Well then, that wasn't very nice of me, was it.
Okay . . . 
"My rage is gone,
And I am struck with sorrow."
(Tullus Aufidius, Coriolanus Act 5 Scene 6)

This example will focus on the regular deadlift. 

Heavy Day: 
Deadlift - follow that three step progression for the heavy days above, working down over three heavy days to the four triples and then going for a single or double P.R. or your fourth heavy workout. 
You remember . . . 5x5 . . . 6 x 3 . . . 4 x 3 . . . single or double P.R. attempt.
You should have to take some pretty hefty rest breaks between each of those sets. 

After the deadlift, do a cycle something like this example.
Use your head and create a better one, one more suited to YOU: 

10 reps each, 2 times through the cycle 
with a rest between each circuit (giant set? sorry, that's a frowned upon bodybuilding term, isn't it) 
but none between exercises . . . 
One Arm Row
One Leg Romanian Deadlift
Dumbbell Pullover
Glute Bridge. 


Here's a Light Day example. 
It's based on using the deadlift on your heavy day as the main movement.
Need I tell you that those heavy day deadlift sets are the ones you pour all of yourself into? 
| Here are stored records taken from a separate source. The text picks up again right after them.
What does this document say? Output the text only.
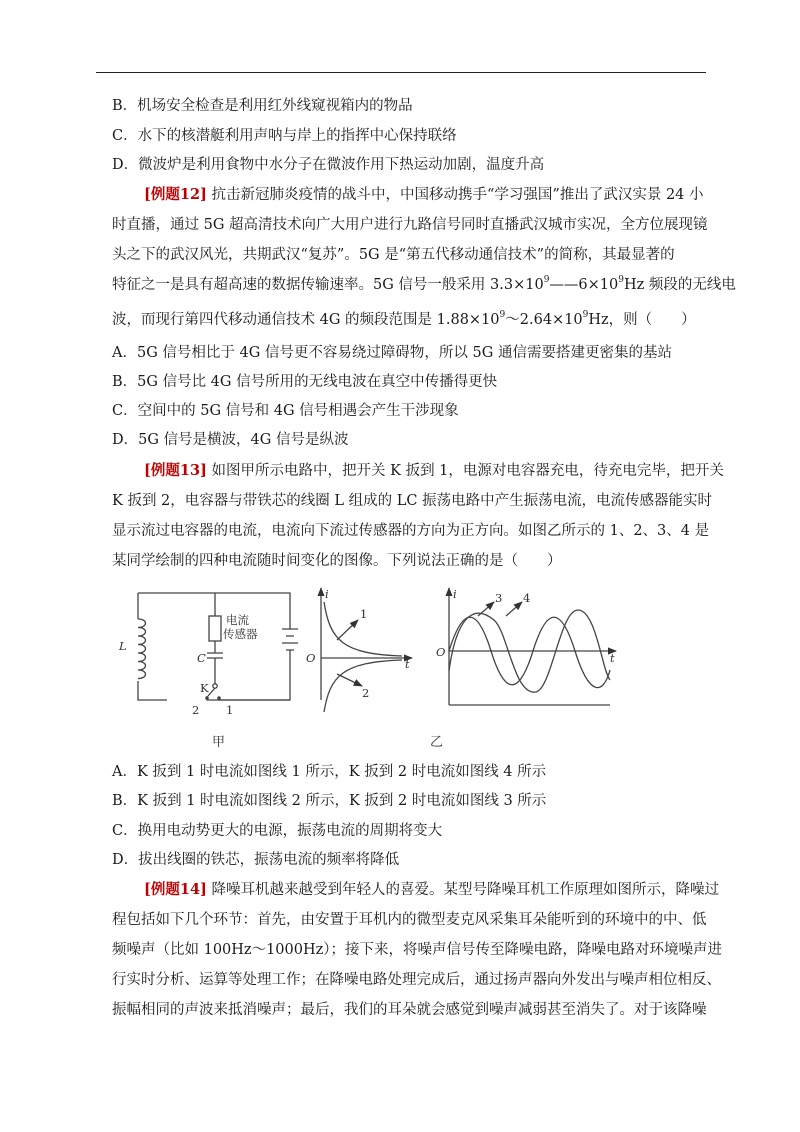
B．机场安全检查是利用红外线窥视箱内的物品
C．水下的核潜艇利用声呐与岸上的指挥中心保持联络
D．微波炉是利用食物中水分子在微波作用下热运动加剧，温度升高
[例题12] 抗击新冠肺炎疫情的战斗中，中国移动携手“学习强国”推出了武汉实景 24 小
时直播，通过 5G 超高清技术向广大用户进行九路信号同时直播武汉城市实况，全方位展现镜
头之下的武汉风光，共期武汉“复苏”。5G 是“第五代移动通信技术”的简称，其最显著的
特征之一是具有超高速的数据传输速率。5G 信号一般采用 $3.3\times 10^9——6\times 10^9Hz$ 频段的无线电
波，而现行第四代移动通信技术 4G 的频段范围是 $1.88\times 10^9\sim 2.64\times 10^9Hz$，则（　　）
A．5G 信号相比于 4G 信号更不容易绕过障碍物，所以 5G 通信需要搭建更密集的基站
B．5G 信号比 4G 信号所用的无线电波在真空中传播得更快
C．空间中的 5G 信号和 4G 信号相遇会产生干涉现象
D．5G 信号是横波，4G 信号是纵波
[例题13] 如图甲所示电路中，把开关 K 扳到 1，电源对电容器充电，待充电完毕，把开关
K 扳到 2，电容器与带铁芯的线圈 L 组成的 LC 振荡电路中产生振荡电流，电流传感器能实时
显示流过电容器的电流，电流向下流过传感器的方向为正方向。如图乙所示的 1、2、3、4 是
某同学绘制的四种电流随时间变化的图像。下列说法正确的是（　　）
电流
传感器
L
C
K
2 1
甲
i
O	t
1
2
i
O	t
3 4
乙
A．K 扳到 1 时电流如图线 1 所示，K 扳到 2 时电流如图线 4 所示
B．K 扳到 1 时电流如图线 2 所示，K 扳到 2 时电流如图线 3 所示
C．换用电动势更大的电源，振荡电流的周期将变大
D．拔出线圈的铁芯，振荡电流的频率将降低
[例题14] 降噪耳机越来越受到年轻人的喜爱。某型号降噪耳机工作原理如图所示，降噪过
程包括如下几个环节：首先，由安置于耳机内的微型麦克风采集耳朵能听到的环境中的中、低
频噪声（比如 100Hz～1000Hz）；接下来，将噪声信号传至降噪电路，降噪电路对环境噪声进
行实时分析、运算等处理工作；在降噪电路处理完成后，通过扬声器向外发出与噪声相位相反、
振幅相同的声波来抵消噪声；最后，我们的耳朵就会感觉到噪声减弱甚至消失了。对于该降噪
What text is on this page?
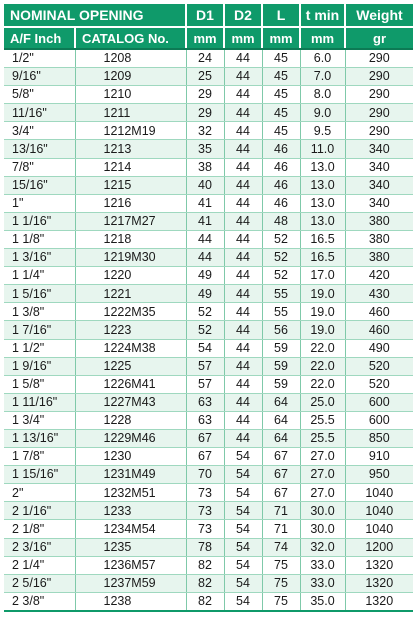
NOMINAL OPENING		D1	D2	L	t min	Weight
A/F Inch	CATALOG No.	mm	mm	mm	mm	gr
1/2"	1208	24	44	45	6.0	290
9/16"	1209	25	44	45	7.0	290
5/8"	1210	29	44	45	8.0	290
11/16"	1211	29	44	45	9.0	290
3/4"	1212M19	32	44	45	9.5	290
13/16"	1213	35	44	46	11.0	340
7/8"	1214	38	44	46	13.0	340
15/16"	1215	40	44	46	13.0	340
1"	1216	41	44	46	13.0	340
1 1/16"	1217M27	41	44	48	13.0	380
1 1/8"	1218	44	44	52	16.5	380
1 3/16"	1219M30	44	44	52	16.5	380
1 1/4"	1220	49	44	52	17.0	420
1 5/16"	1221	49	44	55	19.0	430
1 3/8"	1222M35	52	44	55	19.0	460
1 7/16"	1223	52	44	56	19.0	460
1 1/2"	1224M38	54	44	59	22.0	490
1 9/16"	1225	57	44	59	22.0	520
1 5/8"	1226M41	57	44	59	22.0	520
1 11/16"	1227M43	63	44	64	25.0	600
1 3/4"	1228	63	44	64	25.5	600
1 13/16"	1229M46	67	44	64	25.5	850
1 7/8"	1230	67	54	67	27.0	910
1 15/16"	1231M49	70	54	67	27.0	950
2"	1232M51	73	54	67	27.0	1040
2 1/16"	1233	73	54	71	30.0	1040
2 1/8"	1234M54	73	54	71	30.0	1040
2 3/16"	1235	78	54	74	32.0	1200
2 1/4"	1236M57	82	54	75	33.0	1320
2 5/16"	1237M59	82	54	75	33.0	1320
2 3/8"	1238	82	54	75	35.0	1320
 -  Follow the set/rep progression for the light days above on these two:
Overhead Press
Squat
4 x 10 . . . 4 x 8 . . . 5 x 5.

Now, take a wee breather and go on to 
2 tri-sets, er, circuits of these three:
Dumbbell Bench Press
Goblet Squat
Band Pull-Apart
15 reps each.  

Clear as mud. 
And for God's Sake, ENJOY YOUR LIFTING YOU MORONS!  
Stop being such douchebags and treat this thing for what it is already.
You'll be glad you did once you're all growed up and not a child anymore.